Most people stay in the hospital 3 to 4 days after a laparoscopic colon resection. Under accelerated recovery programs, some patients meeting specific criteria, including tolerating a soft diet, managing pain with oral medication, and passing gas or stool, go home as early as day two. Open surgery typically means a longer stay. A first follow-up visit is usually scheduled around a week after surgery, with a second at about three weeks.

Eating resumes in stages. You’ll start with clear fluids like water, weak tea, and broth, then progress to milky drinks and smooth juices. From there, you move to a light diet of small portions of soft, low-fiber foods that are easy to digest. Most people can gradually return to their normal diet within 2 to 6 weeks. Rushing this process can cause cramping, bloating, or diarrhea, so building up slowly matters.

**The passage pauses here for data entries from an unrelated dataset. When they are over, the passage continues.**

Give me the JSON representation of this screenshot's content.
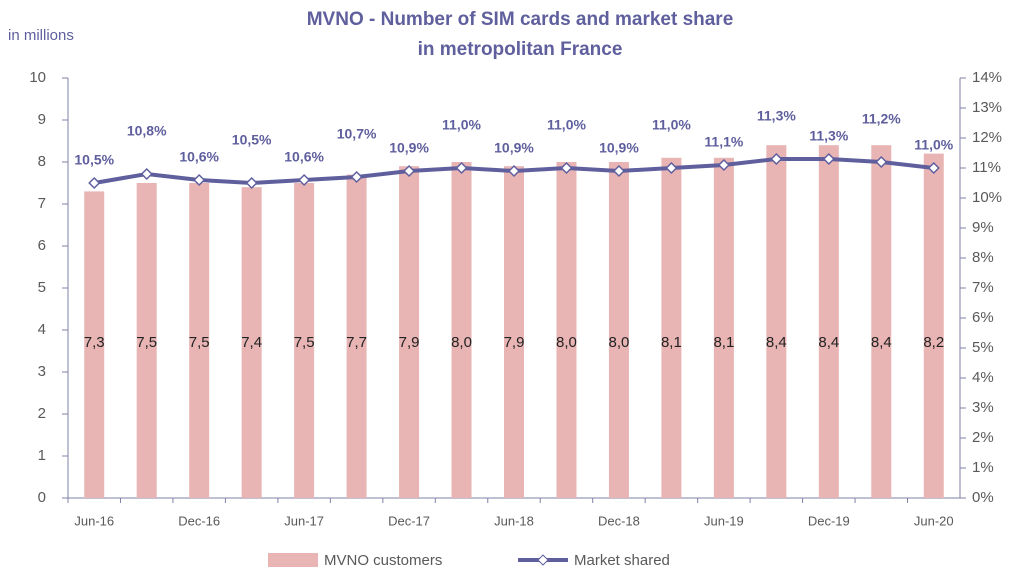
{
  "chart_data": {
    "type": "bar_line",
    "title": [
      "MVNO - Number of SIM cards and market share",
      "in metropolitan France"
    ],
    "y_axis_label": "in millions",
    "categories": [
      "Jun-16",
      null,
      "Dec-16",
      null,
      "Jun-17",
      null,
      "Dec-17",
      null,
      "Jun-18",
      null,
      "Dec-18",
      null,
      "Jun-19",
      null,
      "Dec-19",
      null,
      "Jun-20"
    ],
    "series": [
      {
        "name": "MVNO customers",
        "type": "bar",
        "color": "#e8b4b4",
        "axis": "y",
        "values": [
          7.3,
          7.5,
          7.5,
          7.4,
          7.5,
          7.7,
          7.9,
          8.0,
          7.9,
          8.0,
          8.0,
          8.1,
          8.1,
          8.4,
          8.4,
          8.4,
          8.2
        ],
        "value_labels": [
          "7,3",
          "7,5",
          "7,5",
          "7,4",
          "7,5",
          "7,7",
          "7,9",
          "8,0",
          "7,9",
          "8,0",
          "8,0",
          "8,1",
          "8,1",
          "8,4",
          "8,4",
          "8,4",
          "8,2"
        ]
      },
      {
        "name": "Market shared",
        "type": "line",
        "color": "#5f5f9e",
        "axis": "y2",
        "values": [
          10.5,
          10.8,
          10.6,
          10.5,
          10.6,
          10.7,
          10.9,
          11.0,
          10.9,
          11.0,
          10.9,
          11.0,
          11.1,
          11.3,
          11.3,
          11.2,
          11.0
        ],
        "value_labels": [
          "10,5%",
          "10,8%",
          "10,6%",
          "10,5%",
          "10,6%",
          "10,7%",
          "10,9%",
          "11,0%",
          "10,9%",
          "11,0%",
          "10,9%",
          "11,0%",
          "11,1%",
          "11,3%",
          "11,3%",
          "11,2%",
          "11,0%"
        ]
      }
    ],
    "ylim": [
      0,
      10
    ],
    "yticks": [
      0,
      1,
      2,
      3,
      4,
      5,
      6,
      7,
      8,
      9,
      10
    ],
    "y2lim": [
      0,
      14
    ],
    "y2ticks": [
      {
        "value": 0,
        "label": "0%"
      },
      {
        "value": 1,
        "label": "1%"
      },
      {
        "value": 2,
        "label": "2%"
      },
      {
        "value": 3,
        "label": "3%"
      },
      {
        "value": 4,
        "label": "4%"
      },
      {
        "value": 5,
        "label": "5%"
      },
      {
        "value": 6,
        "label": "6%"
      },
      {
        "value": 7,
        "label": "7%"
      },
      {
        "value": 8,
        "label": "8%"
      },
      {
        "value": 9,
        "label": "9%"
      },
      {
        "value": 10,
        "label": "10%"
      },
      {
        "value": 11,
        "label": "11%"
      },
      {
        "value": 12,
        "label": "12%"
      },
      {
        "value": 13,
        "label": "13%"
      },
      {
        "value": 14,
        "label": "14%"
      }
    ],
    "grid": false,
    "legend": "bottom"
  }
}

Full physical recovery, including a return to work and normal activity, varies by the approach used and your overall health. Minimally invasive surgery generally allows a faster return, often within 2 to 4 weeks for desk-type work, while open surgery recovery takes longer.

Long-Term Changes in Bowel Function

After a partial colectomy, most people find their bowel habits shift somewhat. Bowel movement frequency tends to increase after surgery. Some people experience looser stools, occasional urgency, or episodes of leakage, particularly in the early months. Excessive straining and stool fragmentation (passing small amounts multiple times) are also possible.

The encouraging finding is that these changes tend to stabilize. Research tracking patients for a median of 16 months after colon cancer surgery found significant improvement in stool-related symptoms like pain during bowel movements, bleeding, and skin irritation around the anus. Overall bowel function scores showed no meaningful decline from pre-surgery levels. Some studies do report decreased social functioning and increased diarrhea symptoms, but for many patients, the relief from the original disease outweighs the adjustments. After a total colectomy, where the small intestine connects directly to the rectum, more frequent and looser stools are expected as a permanent change, since the colon’s primary job is absorbing water.